What drove this surge of exploration activity was another invasion, this time the capture of Constantinople by the Ottoman Turks in 1453, closing off trade routes between Europe and the Far East. The famed Silk Road later explored by Marco Polo had existed since well before the invasion and conquest of what is now the Middle East and Western Pakistan by Alexander the Great.

Was any of this even remotely like the ‘invasion’ of Australia?

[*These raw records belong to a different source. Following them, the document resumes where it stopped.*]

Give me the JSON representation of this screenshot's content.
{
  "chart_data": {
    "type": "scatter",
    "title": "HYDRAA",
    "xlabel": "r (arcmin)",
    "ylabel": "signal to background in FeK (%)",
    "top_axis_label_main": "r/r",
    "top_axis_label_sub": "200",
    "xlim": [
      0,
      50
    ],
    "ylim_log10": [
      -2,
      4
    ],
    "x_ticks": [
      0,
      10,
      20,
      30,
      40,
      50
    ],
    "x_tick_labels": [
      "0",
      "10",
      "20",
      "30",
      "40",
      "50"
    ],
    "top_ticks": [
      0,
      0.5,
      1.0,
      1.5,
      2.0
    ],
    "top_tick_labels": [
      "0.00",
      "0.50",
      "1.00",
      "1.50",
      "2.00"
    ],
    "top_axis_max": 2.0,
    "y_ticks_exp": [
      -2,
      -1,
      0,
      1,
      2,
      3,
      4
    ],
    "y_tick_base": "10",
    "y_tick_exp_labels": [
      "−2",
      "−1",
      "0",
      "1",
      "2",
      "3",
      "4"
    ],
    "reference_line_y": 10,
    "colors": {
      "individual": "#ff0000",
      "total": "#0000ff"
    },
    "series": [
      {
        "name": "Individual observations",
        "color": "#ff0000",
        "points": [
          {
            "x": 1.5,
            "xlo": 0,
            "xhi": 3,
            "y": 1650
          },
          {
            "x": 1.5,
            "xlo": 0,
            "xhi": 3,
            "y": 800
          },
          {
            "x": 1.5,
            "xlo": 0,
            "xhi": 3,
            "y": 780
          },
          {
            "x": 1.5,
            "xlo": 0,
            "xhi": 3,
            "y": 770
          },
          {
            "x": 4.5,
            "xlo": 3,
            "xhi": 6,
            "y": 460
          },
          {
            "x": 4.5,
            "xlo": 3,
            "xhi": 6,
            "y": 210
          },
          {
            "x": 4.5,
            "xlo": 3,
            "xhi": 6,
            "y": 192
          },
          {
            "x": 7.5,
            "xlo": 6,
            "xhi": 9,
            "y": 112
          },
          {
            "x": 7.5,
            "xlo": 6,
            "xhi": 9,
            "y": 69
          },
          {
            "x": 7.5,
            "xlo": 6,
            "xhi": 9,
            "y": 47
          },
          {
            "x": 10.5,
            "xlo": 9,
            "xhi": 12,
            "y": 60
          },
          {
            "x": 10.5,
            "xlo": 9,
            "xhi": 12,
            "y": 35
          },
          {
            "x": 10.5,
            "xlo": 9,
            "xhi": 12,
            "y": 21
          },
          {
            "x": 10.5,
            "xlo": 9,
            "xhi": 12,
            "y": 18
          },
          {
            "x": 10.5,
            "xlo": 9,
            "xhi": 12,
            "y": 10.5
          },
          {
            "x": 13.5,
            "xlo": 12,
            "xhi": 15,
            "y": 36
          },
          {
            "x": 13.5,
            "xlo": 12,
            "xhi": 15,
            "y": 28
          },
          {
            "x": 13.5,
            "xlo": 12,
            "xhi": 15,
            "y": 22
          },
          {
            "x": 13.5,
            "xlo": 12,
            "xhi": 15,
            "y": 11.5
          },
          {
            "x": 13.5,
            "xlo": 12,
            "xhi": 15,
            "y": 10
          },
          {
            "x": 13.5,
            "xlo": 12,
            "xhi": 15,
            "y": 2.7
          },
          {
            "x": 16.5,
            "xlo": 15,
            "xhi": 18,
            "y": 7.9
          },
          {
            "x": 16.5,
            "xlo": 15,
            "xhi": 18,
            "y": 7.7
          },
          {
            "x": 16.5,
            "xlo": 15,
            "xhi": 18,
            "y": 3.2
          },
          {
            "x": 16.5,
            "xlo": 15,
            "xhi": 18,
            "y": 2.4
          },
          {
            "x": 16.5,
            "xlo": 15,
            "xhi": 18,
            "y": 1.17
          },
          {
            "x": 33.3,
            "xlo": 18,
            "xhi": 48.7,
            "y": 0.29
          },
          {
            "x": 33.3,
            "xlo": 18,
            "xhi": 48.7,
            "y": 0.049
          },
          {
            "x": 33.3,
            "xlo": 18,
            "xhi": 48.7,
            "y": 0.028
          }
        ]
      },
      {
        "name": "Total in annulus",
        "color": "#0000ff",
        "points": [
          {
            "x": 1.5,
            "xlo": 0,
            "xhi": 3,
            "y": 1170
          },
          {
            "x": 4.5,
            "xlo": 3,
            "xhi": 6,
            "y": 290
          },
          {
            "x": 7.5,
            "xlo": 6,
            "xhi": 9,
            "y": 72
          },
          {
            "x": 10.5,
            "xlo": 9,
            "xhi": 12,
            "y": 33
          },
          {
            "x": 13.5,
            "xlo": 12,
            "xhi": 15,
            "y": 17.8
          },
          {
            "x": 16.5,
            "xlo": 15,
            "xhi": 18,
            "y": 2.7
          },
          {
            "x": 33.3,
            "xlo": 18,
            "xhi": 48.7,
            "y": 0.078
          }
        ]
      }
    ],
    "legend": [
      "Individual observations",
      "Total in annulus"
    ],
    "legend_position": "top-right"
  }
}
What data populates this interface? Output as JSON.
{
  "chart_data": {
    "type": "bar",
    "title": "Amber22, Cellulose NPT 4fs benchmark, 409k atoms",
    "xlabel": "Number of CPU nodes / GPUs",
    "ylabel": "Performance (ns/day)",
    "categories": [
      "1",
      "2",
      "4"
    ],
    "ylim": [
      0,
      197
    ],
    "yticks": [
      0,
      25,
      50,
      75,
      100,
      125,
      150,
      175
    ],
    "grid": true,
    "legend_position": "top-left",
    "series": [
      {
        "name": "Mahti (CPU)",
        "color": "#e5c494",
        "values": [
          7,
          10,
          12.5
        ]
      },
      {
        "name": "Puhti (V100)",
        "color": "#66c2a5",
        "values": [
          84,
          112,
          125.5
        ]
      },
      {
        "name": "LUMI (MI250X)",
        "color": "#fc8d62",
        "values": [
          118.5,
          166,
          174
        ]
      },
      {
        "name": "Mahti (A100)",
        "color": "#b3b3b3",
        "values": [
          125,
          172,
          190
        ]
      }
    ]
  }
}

Perhaps the British and French settlements along the eastern coastline of North America… Convict transportation was used initially to provide labour, and it was the successful revolution or War of Independence that drove the British government to find an alternative location for its expanding class of convicts. The French also set up a prison colony on Devil’s Island offshore Cayenne in 1852 in what had become French Guiana, but unlike Australia it operated as a prison until 1952.

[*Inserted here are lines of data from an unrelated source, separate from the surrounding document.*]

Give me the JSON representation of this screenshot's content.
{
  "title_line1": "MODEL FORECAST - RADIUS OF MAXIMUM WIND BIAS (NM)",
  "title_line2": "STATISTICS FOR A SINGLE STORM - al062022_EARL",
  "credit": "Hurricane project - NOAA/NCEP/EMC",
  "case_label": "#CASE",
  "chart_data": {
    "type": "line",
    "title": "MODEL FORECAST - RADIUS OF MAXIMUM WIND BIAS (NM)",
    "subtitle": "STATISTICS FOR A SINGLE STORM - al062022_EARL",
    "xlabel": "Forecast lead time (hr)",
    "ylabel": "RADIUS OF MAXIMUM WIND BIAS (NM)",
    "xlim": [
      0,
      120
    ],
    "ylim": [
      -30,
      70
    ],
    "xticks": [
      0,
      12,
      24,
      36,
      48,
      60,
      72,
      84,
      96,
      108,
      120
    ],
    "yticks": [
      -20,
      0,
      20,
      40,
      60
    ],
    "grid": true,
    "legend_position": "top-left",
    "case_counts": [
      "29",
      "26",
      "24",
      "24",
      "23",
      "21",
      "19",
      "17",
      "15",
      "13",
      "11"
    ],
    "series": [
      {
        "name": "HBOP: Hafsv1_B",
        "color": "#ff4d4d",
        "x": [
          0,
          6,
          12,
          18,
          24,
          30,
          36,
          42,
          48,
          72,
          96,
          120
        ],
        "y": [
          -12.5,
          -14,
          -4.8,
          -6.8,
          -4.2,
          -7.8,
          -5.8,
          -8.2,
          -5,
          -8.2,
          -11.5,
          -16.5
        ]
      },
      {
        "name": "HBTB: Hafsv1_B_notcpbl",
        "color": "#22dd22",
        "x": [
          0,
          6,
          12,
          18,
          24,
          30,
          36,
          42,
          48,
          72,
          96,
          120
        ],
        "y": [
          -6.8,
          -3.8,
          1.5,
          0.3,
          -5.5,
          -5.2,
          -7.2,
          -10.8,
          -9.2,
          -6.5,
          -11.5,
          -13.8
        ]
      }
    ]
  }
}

By a stroke of luck, or misfortune depending on your perspective, he arrived in Botany Bay on January 24, 1788, just ahead of two French ships. Two days later he moved the fleet to Port Jackson in what is now Sydney Harbour, leaving the French ships in Botany Bay. Captain, later Governor Phillip, as commander of the First Fleet, opened his orders from the British Crown only when he arrived in Port Jackson and, following those instructions, he sparked the process that began the making of today’s Australia. What a different history there might have been if the French had taken possession of the harbour before the First Fleet’s arrival. Certainly, future Australia Days would not have been celebrated in English on January 26. Would it have been better if say each state was created by a different Western power, a French NSW, a Dutch WA, a Spanish SA, a German NT, and a Portuguese Tasmania, each with their own foundation day and mimicking the politics of their homeland towards each other? But even if Arthur Phillip had been beaten to the post by the French, what is certain is that colonisation would happen.

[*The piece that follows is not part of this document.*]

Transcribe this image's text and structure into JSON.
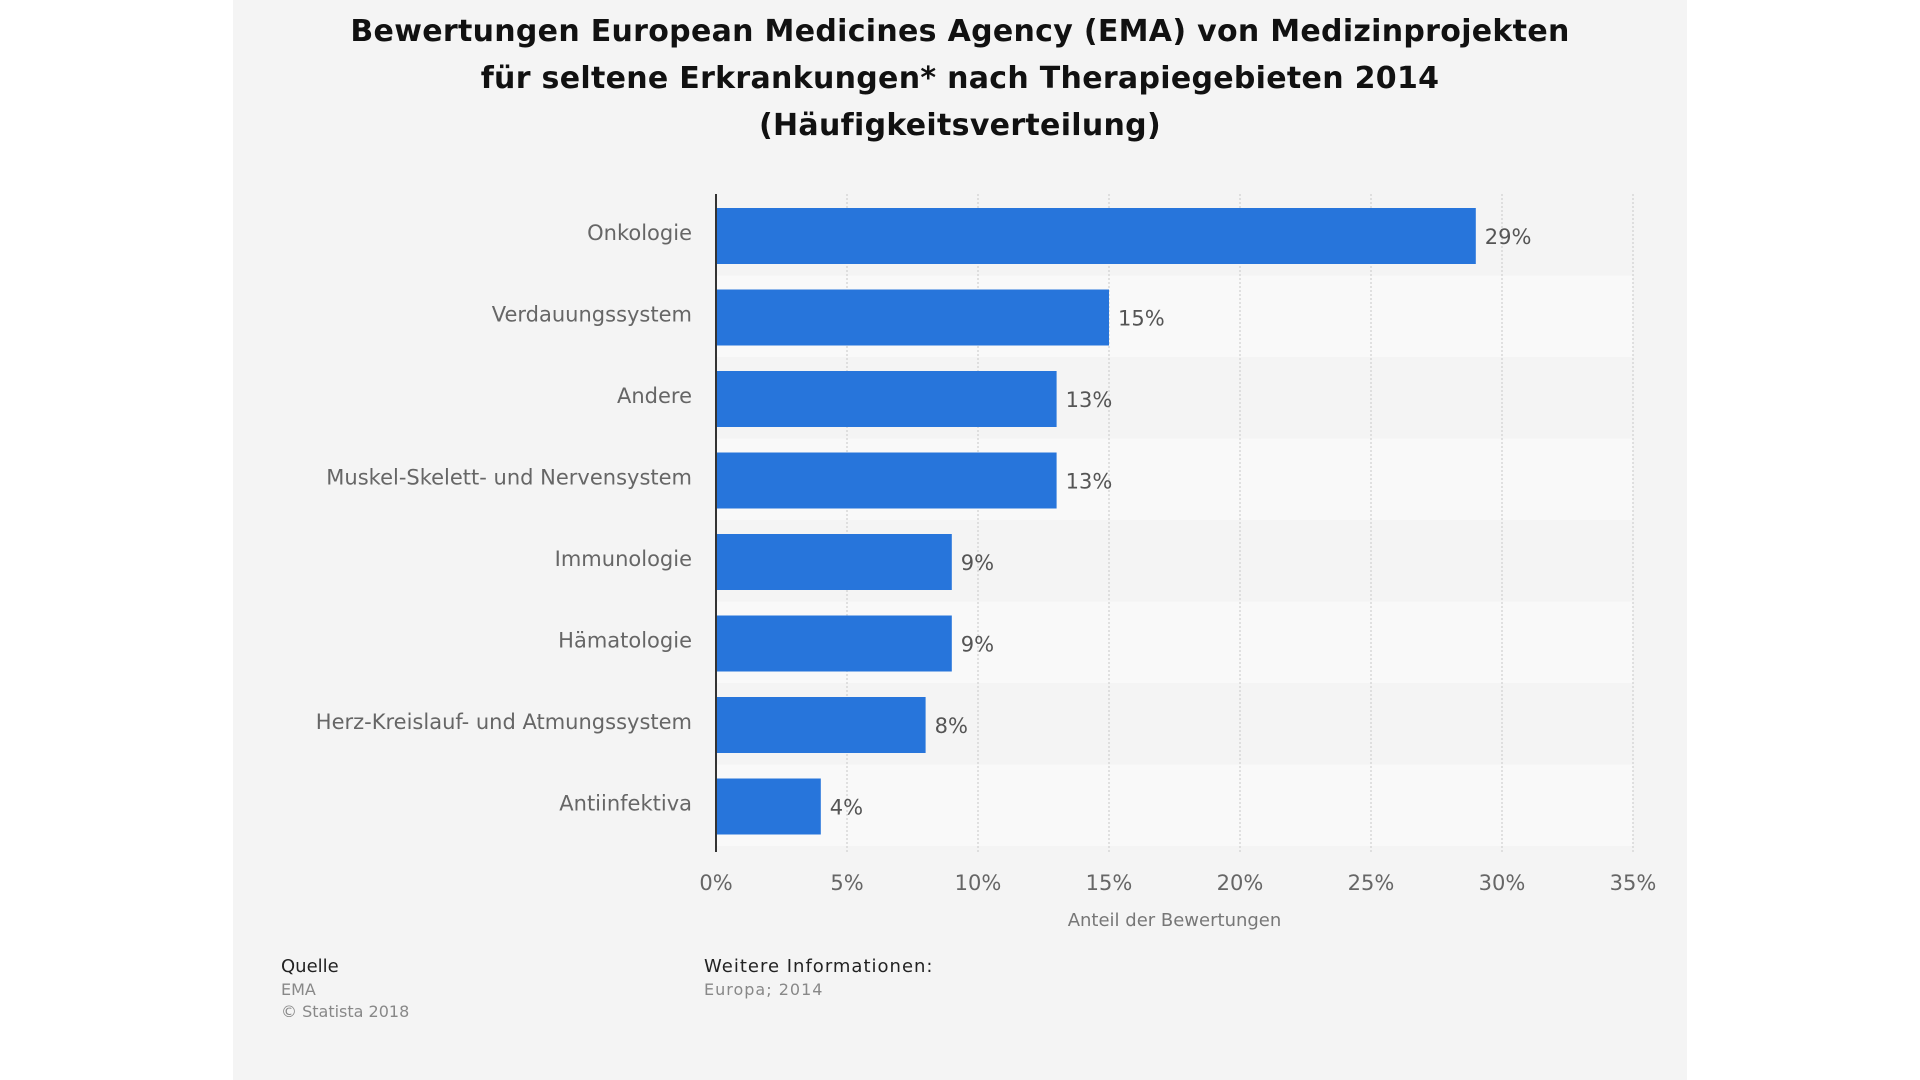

What were his orders in terms of the indigenous inhabitants? Was he to dispatch his troops to conquer the indigenous population? No, he was to ‘conciliate their affections … to live in amity and kindness with them’ and to punish anyone under his command who should ‘wantonly destroy them or give them any unnecessary interruption in the exercise of their several occupations’. Hardly the stuff of ‘invasions’… Phillip wrote that he hoped to ‘give them a High Opinion of their New Guests’ through kindness and gifts. Indeed, when he was struck with a spear by an Aboriginal, he refused to have the man punished. He also decreed that there would be no slavery in this new colony, and that the indigenous inhabitants were to have the same rights under law as any other of the Crown’s subjects.

To suggest that the British descent onto Sydney Cove and elsewhere in Australia was an ‘invasion’ would require that we need a new word to describe Napoleon’s 1812 invasion of Russia, and Hitler’s similarly unprofitable invasion in 1942. Persia’s two equally unsuccessful invasions of Ancient Greece in 490 and 480 BC, and the Crusaders’ capture of Jerusalem in 1099, each qualify as invasions, as do the multiple armies that descended on Europe following the collapse of the Roman Empire, the Huns led by Attila, Vandals, Alans, Goths and Arabs, then several hundred years later, the Mongols lead by Genghis Khan; and that is just in Western Europe and the Middle East.

In 1066, King Harold and his Saxon army rushed north to defeat a Viking invasion of England, then rushed south to die at the Battle of Hastings, unsuccessfully trying to turn back the Norman invasion of William the Conqueror. The list of invasions is endless, but does not include the activities of the First Fleet. Captain Phillip would have laughed at being ‘elevated’ into such a pantheon, as would Captain Cook, whose only sin was to discover Australia, as Columbus’s was to discover the New World, and for these ‘sins’, their statues are toppled and their reputation pilloried by those who seem to know nothing of history but the distorted Woke view that anything done by ‘white’ Europeans is automatically wrong.